What I love about the two-parter is that the first episode, “Hot Diggity Doom” is more about PB than anyone else, whereas “The Comet” is undoubtedly Finn’s. These two had more attention for the last season, arguably last two seasons than any other character and it’s only fitting that they both reach a milestone. For Bubblegum it’s a slap in the face as the King of Ooo, of all people, replaces her as the princess of the Candy Kingdom. While she’s preoccupied with the comet she failed to realise that thanks to her recent shadiness the Candy People don’t adore her as much as they used to, and they are stupid enough not to see KoO for what he is, so even though it’s a monarchy they democratically vote for him to be the new princess. PB’s first reaction is understandable rage and she points out how dumb everyone is, but when it comes to her own citizens she’s forced to face the fact that she made them like this and then consequently failed to take good care of them. It’s a brilliantly executed episode because you know that it does serve her right, after all that she’s done (and all that she failed to do), but you still feel sorry for her. Well, at least I did, but we all know by this point that I’m biased. The sweetest moments come when Pep But is worried for her and then follows her out of the castle without a word, what a loyal butler. This is the only way PB’s Season 6 arc could have ended and the perfect opportunity for her to grow during later seasons.

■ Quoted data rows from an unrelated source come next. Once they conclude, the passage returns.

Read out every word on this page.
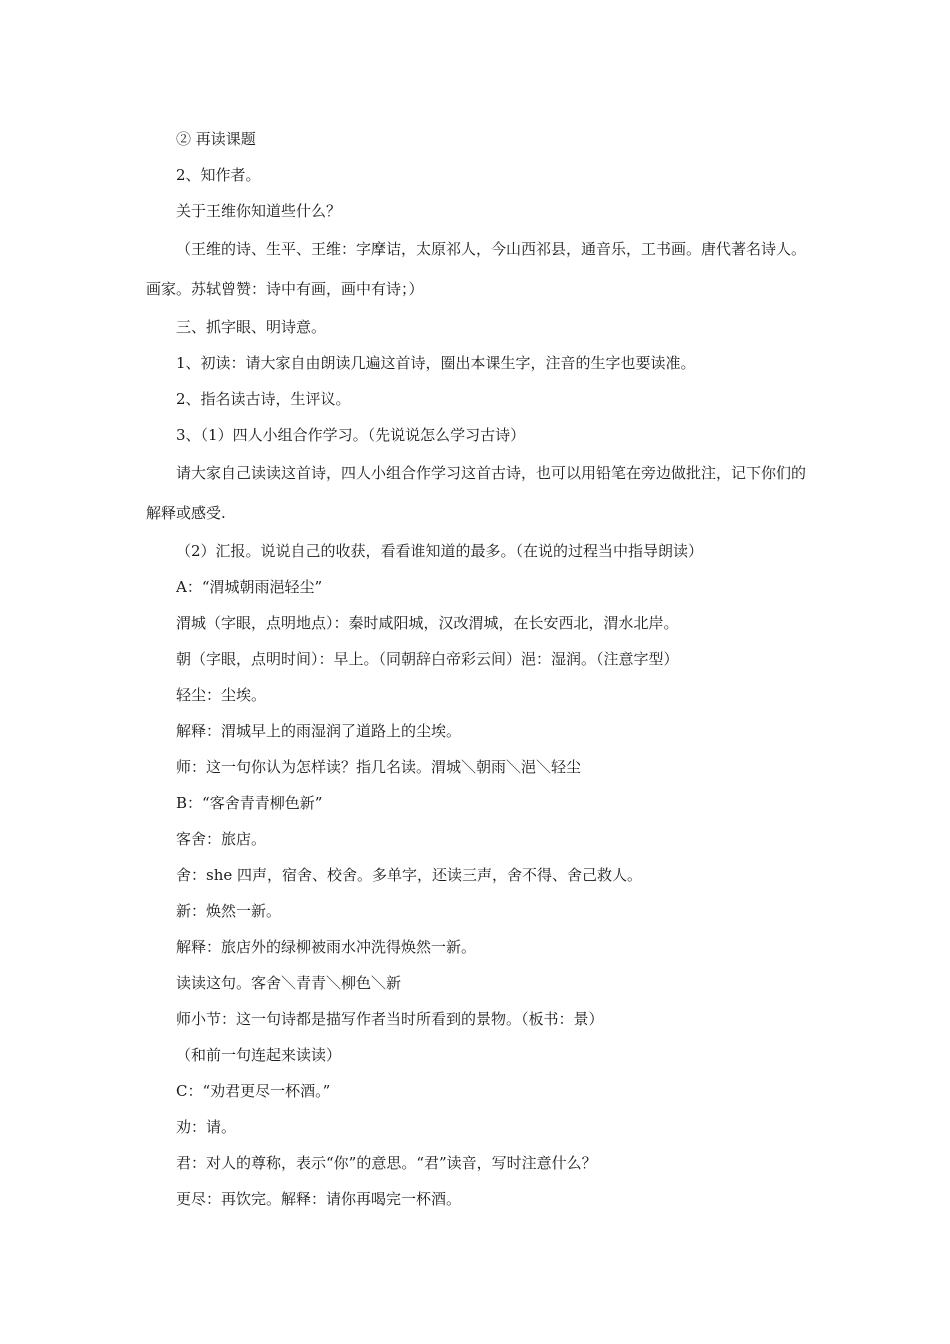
② 再读课题

2、知作者。

关于王维你知道些什么？

（王维的诗、生平、王维：字摩诘，太原祁人，今山西祁县，通音乐，工书画。唐代著名诗人。画家。苏轼曾赞：诗中有画，画中有诗；）

三、抓字眼、明诗意。

1、初读：请大家自由朗读几遍这首诗，圈出本课生字，注音的生字也要读准。

2、指名读古诗，生评议。

3、（1）四人小组合作学习。（先说说怎么学习古诗）

请大家自己读读这首诗，四人小组合作学习这首古诗，也可以用铅笔在旁边做批注，记下你们的解释或感受.

（2）汇报。说说自己的收获，看看谁知道的最多。（在说的过程当中指导朗读）

A：“渭城朝雨浥轻尘”

渭城（字眼，点明地点）：秦时咸阳城，汉改渭城，在长安西北，渭水北岸。

朝（字眼，点明时间）：早上。（同朝辞白帝彩云间）浥：湿润。（注意字型）

轻尘：尘埃。

解释：渭城早上的雨湿润了道路上的尘埃。

师：这一句你认为怎样读？指几名读。渭城＼朝雨＼浥＼轻尘

B：“客舍青青柳色新”

客舍：旅店。

舍：she 四声，宿舍、校舍。多单字，还读三声，舍不得、舍己救人。

新：焕然一新。

解释：旅店外的绿柳被雨水冲洗得焕然一新。

读读这句。客舍＼青青＼柳色＼新

师小节：这一句诗都是描写作者当时所看到的景物。（板书：景）

（和前一句连起来读读）

C：“劝君更尽一杯酒。”

劝：请。

君：对人的尊称，表示“你”的意思。“君”读音，写时注意什么？

更尽：再饮完。解释：请你再喝完一杯酒。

“Hot Diggity Doom” doesn’t forget about the comet or Orgalorg either and so “The Comet” continues with that storyline. Finn reunites with his dad, meets Orgalorg and the Catalyst Comet, all of that in space. While Jake’s premonition dream comes true, Finn stops Orgalorg with good old grass sword and reasons with the comet. Instead of choosing to go with it and basically become a cosmic entity (as he was in a previous life), he chooses to stay on Ooo with everyone he loves, while Martin accepts the comet’s offer. In the end, he doesn’t give his son a decent explanation as to why he abandoned him, but Finn learns to accept that and let go, going back to Ooo to deal with more important things. It’s a more or less satisfying end to the Martin the Dad saga, certainly more satisfying than Orgalorg’s defeat. As I said he wasn’t an intimidating antagonist to begin with, so it didn’t come as that much of a surprise. After such a hype, even the comet itself was a bit of a disappointment, and so the saving grace of the finale and the season overall is Finn’s (and PB’s) character development.

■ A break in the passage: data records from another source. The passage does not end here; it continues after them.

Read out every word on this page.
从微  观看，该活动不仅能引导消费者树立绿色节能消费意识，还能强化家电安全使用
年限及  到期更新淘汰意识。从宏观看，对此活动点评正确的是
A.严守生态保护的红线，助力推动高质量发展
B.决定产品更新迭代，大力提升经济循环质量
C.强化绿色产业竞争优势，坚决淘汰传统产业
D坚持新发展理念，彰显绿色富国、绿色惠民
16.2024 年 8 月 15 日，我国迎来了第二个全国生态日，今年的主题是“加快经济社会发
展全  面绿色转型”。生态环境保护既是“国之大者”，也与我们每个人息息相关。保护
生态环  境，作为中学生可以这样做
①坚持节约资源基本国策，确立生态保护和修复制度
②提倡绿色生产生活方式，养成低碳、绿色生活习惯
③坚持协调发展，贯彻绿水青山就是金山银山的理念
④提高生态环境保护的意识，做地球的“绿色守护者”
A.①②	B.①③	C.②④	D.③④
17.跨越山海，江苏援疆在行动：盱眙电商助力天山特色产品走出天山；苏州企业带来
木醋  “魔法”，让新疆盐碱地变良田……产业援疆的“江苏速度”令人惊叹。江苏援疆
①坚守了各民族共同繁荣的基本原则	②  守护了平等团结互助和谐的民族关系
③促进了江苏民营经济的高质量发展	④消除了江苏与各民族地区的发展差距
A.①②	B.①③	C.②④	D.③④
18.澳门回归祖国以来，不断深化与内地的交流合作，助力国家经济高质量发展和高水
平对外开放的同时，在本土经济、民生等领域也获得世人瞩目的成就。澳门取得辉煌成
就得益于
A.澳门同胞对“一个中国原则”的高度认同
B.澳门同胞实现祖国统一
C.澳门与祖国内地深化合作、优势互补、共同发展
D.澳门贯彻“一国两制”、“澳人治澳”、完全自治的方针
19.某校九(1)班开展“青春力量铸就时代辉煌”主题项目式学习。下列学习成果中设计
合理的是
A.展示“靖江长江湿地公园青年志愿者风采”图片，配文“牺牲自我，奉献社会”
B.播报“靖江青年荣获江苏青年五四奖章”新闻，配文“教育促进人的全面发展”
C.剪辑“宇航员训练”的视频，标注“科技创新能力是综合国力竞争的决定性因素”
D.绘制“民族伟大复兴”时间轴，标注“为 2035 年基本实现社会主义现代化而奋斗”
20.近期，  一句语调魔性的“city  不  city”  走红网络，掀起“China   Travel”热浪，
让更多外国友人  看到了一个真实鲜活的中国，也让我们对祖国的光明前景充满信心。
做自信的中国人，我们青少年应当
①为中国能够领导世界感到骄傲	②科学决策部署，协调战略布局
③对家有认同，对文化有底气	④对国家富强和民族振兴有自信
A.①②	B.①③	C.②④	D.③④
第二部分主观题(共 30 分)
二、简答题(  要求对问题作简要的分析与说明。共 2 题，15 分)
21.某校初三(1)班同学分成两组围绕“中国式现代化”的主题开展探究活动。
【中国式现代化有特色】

Season 6 is a bit of a controversial one when it comes to the fandom. It’s in no way a bad season, but the show has almost lost itself and its simple yet lovable humour. At times it was trying too hard to bring in these grandiose concepts and it ended up feeling rushed, and compared to these the more simple episodes felt like fillers. That’s not the feeling you should get with AT. Even though I did praise the show around Season 3 and 4 for becoming heavier on continuity, perhaps this is where the line should be drawn and where the show should return to its origins. The character bits were amazing in the season, again, especially PB and Finn and how their arc came to end and how it can be continued later on, and there was a nice theme of letting go going on. It’s a theme that Season 7 will continue, as well as helping the show find its way again. Because Season 6 didn’t end on a cliffhanger (or at least not on an obvious one like the previous few seasons) the next one can start going in a different direction and we can relax for a bit, not focus on some long and complicated storyline. As you can guess I actually enjoyed the vast majority of the episodes, they were no bad just mediocre ones, but I can see why the whole season was a bit off to a lot of fans, especially if we view it as a whole.